Part Number: BQ34110EVM-796
Other Parts Discussed in Thread: BQ34110, BQ77905, BQ7718

I'm trying to understand every detail of BQ34110 design based on the BQ34110 EVM. I still don't understand what J3 is used for. In the BQ34110 EVM user's guide (SLUUBI1), section 3.2.1 said that J3 is used to select the mode of operation, but doesn't explain any further. So I wonder which mode  is it about?

  • Hi Viet,

    J3 is included for customers that want to use the VEN/GPIO pin as a GPIO, so they can disconnect it from controlling the circuit containing Q2 & Q3. Ideally Q3 would have had a pulldown resistor on its gate to gnd. If you remove J3, you can tie the gate of Q3 to gnd to disable the FET (which also disables Q2).

    Thanks,

    Terry
  • Hi Terry,

    Thanks for the quick response. However my question is specifically what happens when I have VEN/GPIO control Q3 through J3 (connected). What happens when I have VEN/GPIO low and what happens when VEN/GPIO high?

    When it is high does it turn off the whole system, and vice versa when it is low then the system is on?
  • Hi Viet,

    When you are using the VEN pin for the voltage enable function (not for GPIO functionality), then VEN will be driven high while the gauge is measuring the voltage at BAT, and it will be driven low other times.

    The VEN controls a resistive divider to divide down the top-of-stack voltage and apply it to the BAT pin.  This could have been a simple resistive divider (without any FETs), but then it would draw current continuously.  So to reduce the power drawn from the stack, the circuitry of Q2 and Q3 is included - this causes the divider to only be powered while the gauge is measuring BAT, and it is powered off when it is not measuring.

    The gauge itself gets its supply voltage from REGIN, this is powered continuously using the circuit consisting of D1, R1, Q1.

    When VEN is driven low, the divider is off.  Q3 is driven off, which means the gate of Q2 will be pulled high, causing Q2 to be turned off, and so no current flows through either branch.

    When VEN in driven high, the divider is on.  Q3 is driven on, so it causes the gate of Q2 to be pulled low enough to turn on Q2.  When Q2 is on, current flows through R9, R12, R13, and R8, dividing down the top-of-stack voltage to a level <1V, which is measured at the BAT pin.

    Thanks,

    Terry

  • Hi Terry,

    Thank you for the explanation. Just to confirm my understanding, if I leave J3 open,  then Q1 has open Gate, and it will continuously draw current?

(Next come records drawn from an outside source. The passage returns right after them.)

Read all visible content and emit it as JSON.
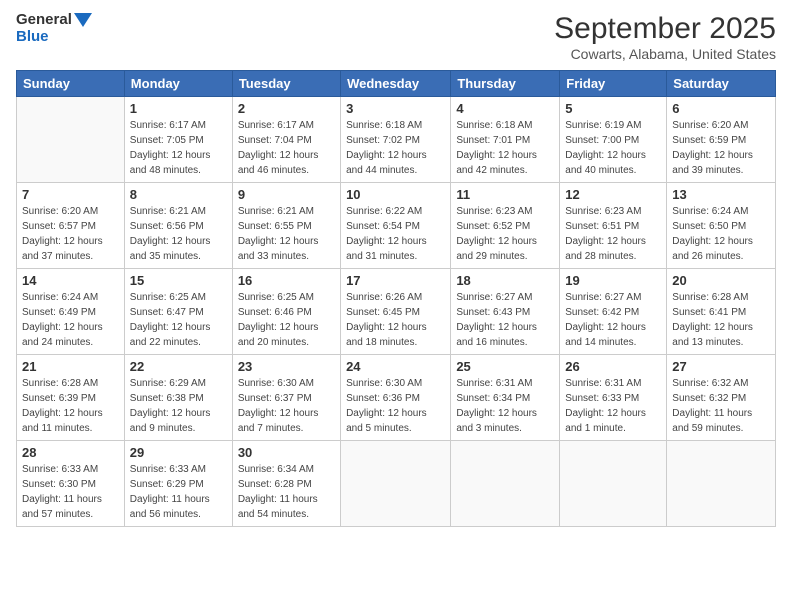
{
  "header": {
    "logo_line1": "General",
    "logo_line2": "Blue",
    "month_title": "September 2025",
    "location": "Cowarts, Alabama, United States"
  },
  "weekdays": [
    "Sunday",
    "Monday",
    "Tuesday",
    "Wednesday",
    "Thursday",
    "Friday",
    "Saturday"
  ],
  "weeks": [
    [
      {
        "day": "",
        "info": ""
      },
      {
        "day": "1",
        "info": "Sunrise: 6:17 AM\nSunset: 7:05 PM\nDaylight: 12 hours\nand 48 minutes."
      },
      {
        "day": "2",
        "info": "Sunrise: 6:17 AM\nSunset: 7:04 PM\nDaylight: 12 hours\nand 46 minutes."
      },
      {
        "day": "3",
        "info": "Sunrise: 6:18 AM\nSunset: 7:02 PM\nDaylight: 12 hours\nand 44 minutes."
      },
      {
        "day": "4",
        "info": "Sunrise: 6:18 AM\nSunset: 7:01 PM\nDaylight: 12 hours\nand 42 minutes."
      },
      {
        "day": "5",
        "info": "Sunrise: 6:19 AM\nSunset: 7:00 PM\nDaylight: 12 hours\nand 40 minutes."
      },
      {
        "day": "6",
        "info": "Sunrise: 6:20 AM\nSunset: 6:59 PM\nDaylight: 12 hours\nand 39 minutes."
      }
    ],
    [
      {
        "day": "7",
        "info": "Sunrise: 6:20 AM\nSunset: 6:57 PM\nDaylight: 12 hours\nand 37 minutes."
      },
      {
        "day": "8",
        "info": "Sunrise: 6:21 AM\nSunset: 6:56 PM\nDaylight: 12 hours\nand 35 minutes."
      },
      {
        "day": "9",
        "info": "Sunrise: 6:21 AM\nSunset: 6:55 PM\nDaylight: 12 hours\nand 33 minutes."
      },
      {
        "day": "10",
        "info": "Sunrise: 6:22 AM\nSunset: 6:54 PM\nDaylight: 12 hours\nand 31 minutes."
      },
      {
        "day": "11",
        "info": "Sunrise: 6:23 AM\nSunset: 6:52 PM\nDaylight: 12 hours\nand 29 minutes."
      },
      {
        "day": "12",
        "info": "Sunrise: 6:23 AM\nSunset: 6:51 PM\nDaylight: 12 hours\nand 28 minutes."
      },
      {
        "day": "13",
        "info": "Sunrise: 6:24 AM\nSunset: 6:50 PM\nDaylight: 12 hours\nand 26 minutes."
      }
    ],
    [
      {
        "day": "14",
        "info": "Sunrise: 6:24 AM\nSunset: 6:49 PM\nDaylight: 12 hours\nand 24 minutes."
      },
      {
        "day": "15",
        "info": "Sunrise: 6:25 AM\nSunset: 6:47 PM\nDaylight: 12 hours\nand 22 minutes."
      },
      {
        "day": "16",
        "info": "Sunrise: 6:25 AM\nSunset: 6:46 PM\nDaylight: 12 hours\nand 20 minutes."
      },
      {
        "day": "17",
        "info": "Sunrise: 6:26 AM\nSunset: 6:45 PM\nDaylight: 12 hours\nand 18 minutes."
      },
      {
        "day": "18",
        "info": "Sunrise: 6:27 AM\nSunset: 6:43 PM\nDaylight: 12 hours\nand 16 minutes."
      },
      {
        "day": "19",
        "info": "Sunrise: 6:27 AM\nSunset: 6:42 PM\nDaylight: 12 hours\nand 14 minutes."
      },
      {
        "day": "20",
        "info": "Sunrise: 6:28 AM\nSunset: 6:41 PM\nDaylight: 12 hours\nand 13 minutes."
      }
    ],
    [
      {
        "day": "21",
        "info": "Sunrise: 6:28 AM\nSunset: 6:39 PM\nDaylight: 12 hours\nand 11 minutes."
      },
      {
        "day": "22",
        "info": "Sunrise: 6:29 AM\nSunset: 6:38 PM\nDaylight: 12 hours\nand 9 minutes."
      },
      {
        "day": "23",
        "info": "Sunrise: 6:30 AM\nSunset: 6:37 PM\nDaylight: 12 hours\nand 7 minutes."
      },
      {
        "day": "24",
        "info": "Sunrise: 6:30 AM\nSunset: 6:36 PM\nDaylight: 12 hours\nand 5 minutes."
      },
      {
        "day": "25",
        "info": "Sunrise: 6:31 AM\nSunset: 6:34 PM\nDaylight: 12 hours\nand 3 minutes."
      },
      {
        "day": "26",
        "info": "Sunrise: 6:31 AM\nSunset: 6:33 PM\nDaylight: 12 hours\nand 1 minute."
      },
      {
        "day": "27",
        "info": "Sunrise: 6:32 AM\nSunset: 6:32 PM\nDaylight: 11 hours\nand 59 minutes."
      }
    ],
    [
      {
        "day": "28",
        "info": "Sunrise: 6:33 AM\nSunset: 6:30 PM\nDaylight: 11 hours\nand 57 minutes."
      },
      {
        "day": "29",
        "info": "Sunrise: 6:33 AM\nSunset: 6:29 PM\nDaylight: 11 hours\nand 56 minutes."
      },
      {
        "day": "30",
        "info": "Sunrise: 6:34 AM\nSunset: 6:28 PM\nDaylight: 11 hours\nand 54 minutes."
      },
      {
        "day": "",
        "info": ""
      },
      {
        "day": "",
        "info": ""
      },
      {
        "day": "",
        "info": ""
      },
      {
        "day": "",
        "info": ""
      }
    ]
  ]
}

    If it is the case then can I simply remove Q2 and Q3, leaving just a resistor between BAT+ and the input BAT in BQ34110? I'm using multicell >5 configuration. The R2 resistor is 450K for a 24V battery voltage. The only drawback is that current is continuously flowing.if power consumption is not a critical factor. I'm enclosing the new simplified design.

  • Hi Viet,

    You have the R2 in the wrong position - you need to move it to the left of R16, so it is between the BAT+ 24V voltage and R16. That will implement the divider correctly, so the voltage that appears at the BAT pin will be <1V.

    Thanks,

    Terry
  • Hi Terry,

    Thanks for the suggestion. I moved R2 to the left now. We are just starting to design our own BQ34110 and we might go back to the original design with Q2 and Q3 when needed.

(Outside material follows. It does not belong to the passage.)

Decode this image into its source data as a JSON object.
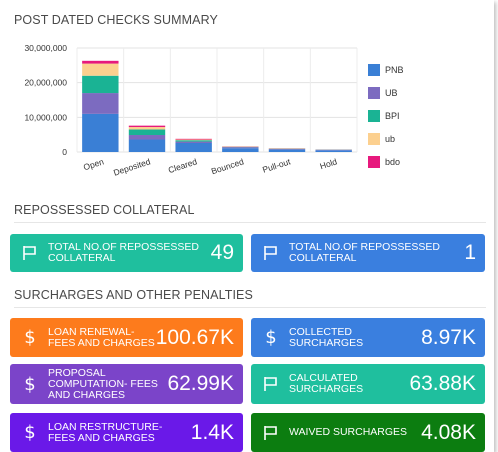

    Since you are so knowledgeable on this subject, I just want to have a quick and simple question instead of posting a new post. At the PACK- connector I see NT1 which is labeled NT1 Net-Tie. I don't see it anywhere in the BQ34110 EVM. I wonder what is that Net-Tie for? It's not even listed in the BOM.

  • Hi Viet,

    The net tie is just a schematic element that implements a short circuit between two nodes in a controlled manner. You can see an explanation of this on the Altium website at www.altium.com/.../((Creating Connectivity))_AD

    In this case, the net tie shorts PACK- to GND in the schematic.

    Thanks,

    Terry
  • Hi Terry,

    I got it. But then that brings up another issue: since both BAT- and PACK- are grounded, therefore SRP and SRN are both grounded, then it looks like SRP and SRN don't have any effect on BQ34110?

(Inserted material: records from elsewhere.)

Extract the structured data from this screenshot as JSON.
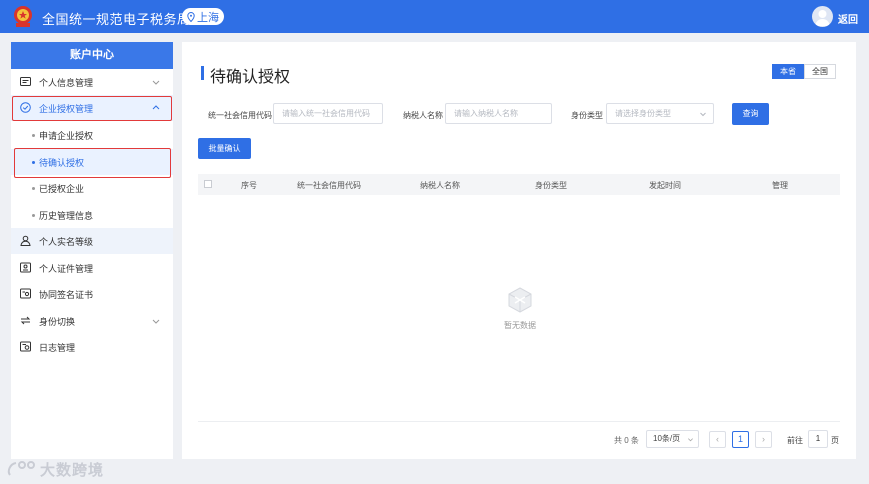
{
  "header": {
    "site_title": "全国统一规范电子税务局",
    "region": "上海",
    "back_label": "返回"
  },
  "sidebar": {
    "title": "账户中心",
    "items": {
      "personal_info": "个人信息管理",
      "enterprise_auth": "企业授权管理",
      "apply_auth": "申请企业授权",
      "pending_auth": "待确认授权",
      "authorized": "已授权企业",
      "history": "历史管理信息",
      "realname_level": "个人实名等级",
      "id_docs": "个人证件管理",
      "cosign_cert": "协同签名证书",
      "identity_switch": "身份切换",
      "log_mgmt": "日志管理"
    }
  },
  "main": {
    "title": "待确认授权",
    "scope_tabs": [
      "本省",
      "全国"
    ],
    "filters": {
      "uscc_label": "统一社会信用代码",
      "uscc_placeholder": "请输入统一社会信用代码",
      "taxpayer_label": "纳税人名称",
      "taxpayer_placeholder": "请输入纳税人名称",
      "identity_label": "身份类型",
      "identity_placeholder": "请选择身份类型",
      "query_button": "查询"
    },
    "batch_button": "批量确认",
    "columns": [
      "序号",
      "统一社会信用代码",
      "纳税人名称",
      "身份类型",
      "发起时间",
      "管理"
    ],
    "empty_text": "暂无数据",
    "pagination": {
      "total": "共 0 条",
      "page_size": "10条/页",
      "current_page": "1",
      "goto_label": "前往",
      "goto_value": "1",
      "unit": "页"
    }
  },
  "watermark": {
    "text": "大数跨境"
  },
  "colors": {
    "primary": "#2f6fe5",
    "highlight_frame": "#e23a3a"
  }
}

  • I mean SRP and SRN are both grounded through a 100 Ohm resistor.
  • Hi Viet,

    I don't see what you are referring to - SRN is connected through R20 to GND=PACK-. SRP is connected through R16 to BAT-. BAT- is connected to PACK- through R18, which is the sense resistor. The voltage across R18 is what we are measuring with SRP & SRN. In the EVM schematic, R18 is 10mOhm, so for example, a 1A current through R18 will create a 10mV drop across that resistor, and this is what is measured by the device at SRP-SRN.

    Thanks,

    Terry
  • Hi Terry,

    Sorry I didn't include our actual design so you can see the problem I'm having.

    As seen in this schematic, P01 is a GPIO from the controller. P01 is used to turn on/off Q4 which will turn on/off the load (LED Lamp). So in this case we have to connect BAT- to GND in order to make it work. Now I have to figure out how to connect BAT- and PACK- appropriately based on the BQ34110 EVM design.

    I would need your suggestion in this case.

    Thanks

  • Hi  Viet,

    That won't work properly with a gauge, the better configuration is:

  • Hi Terry,

    Thank you for the suggestion. I want to clarify and annotated your schematic and make sure it's correct.

    So in this case BAT- is tied to ground. We no longer want to have the Net-Tie. Now BAT- is going to SRN and PACK- is going to SRP.

    Something new here is the Protection circuit. Do we need another chip for the protection? Is there any example for the protection circuit by TI?

    Thanks.

  • Hi Viet,

    You need to reverse SRN and SRP (see below from EVM schematic).  Note that the VSS pin on the bq34110 should connect to BAT- gnd.

    Battery systems will generally always have some protection subsystem integrated.  This could be a circuit which controls FETs, which may be high-side, in the BAT+ to PACK+ line, or they may be low-side, in the BAT- to PACK- connection.

    The bq77905 is an option which supports low-side protection FETs, it can be stacked for higher cell counts.  This can be combined with bq76900 if you prefer high-side FETs.

    The bq7718 is another option for secondary protection, which can blow a chemical fuse to permanently disable the pack, if a serious issue is present.

    Thanks,


    Terry

  • Hi Terry,

    Thank you for all the explanation and suggestions about the BQ34110. I think I can move on with our design since this will probably be one product we will produce in very large quantity.

    You provided very great help and I hope we will have a good product using TI BQ34110.

    Regards.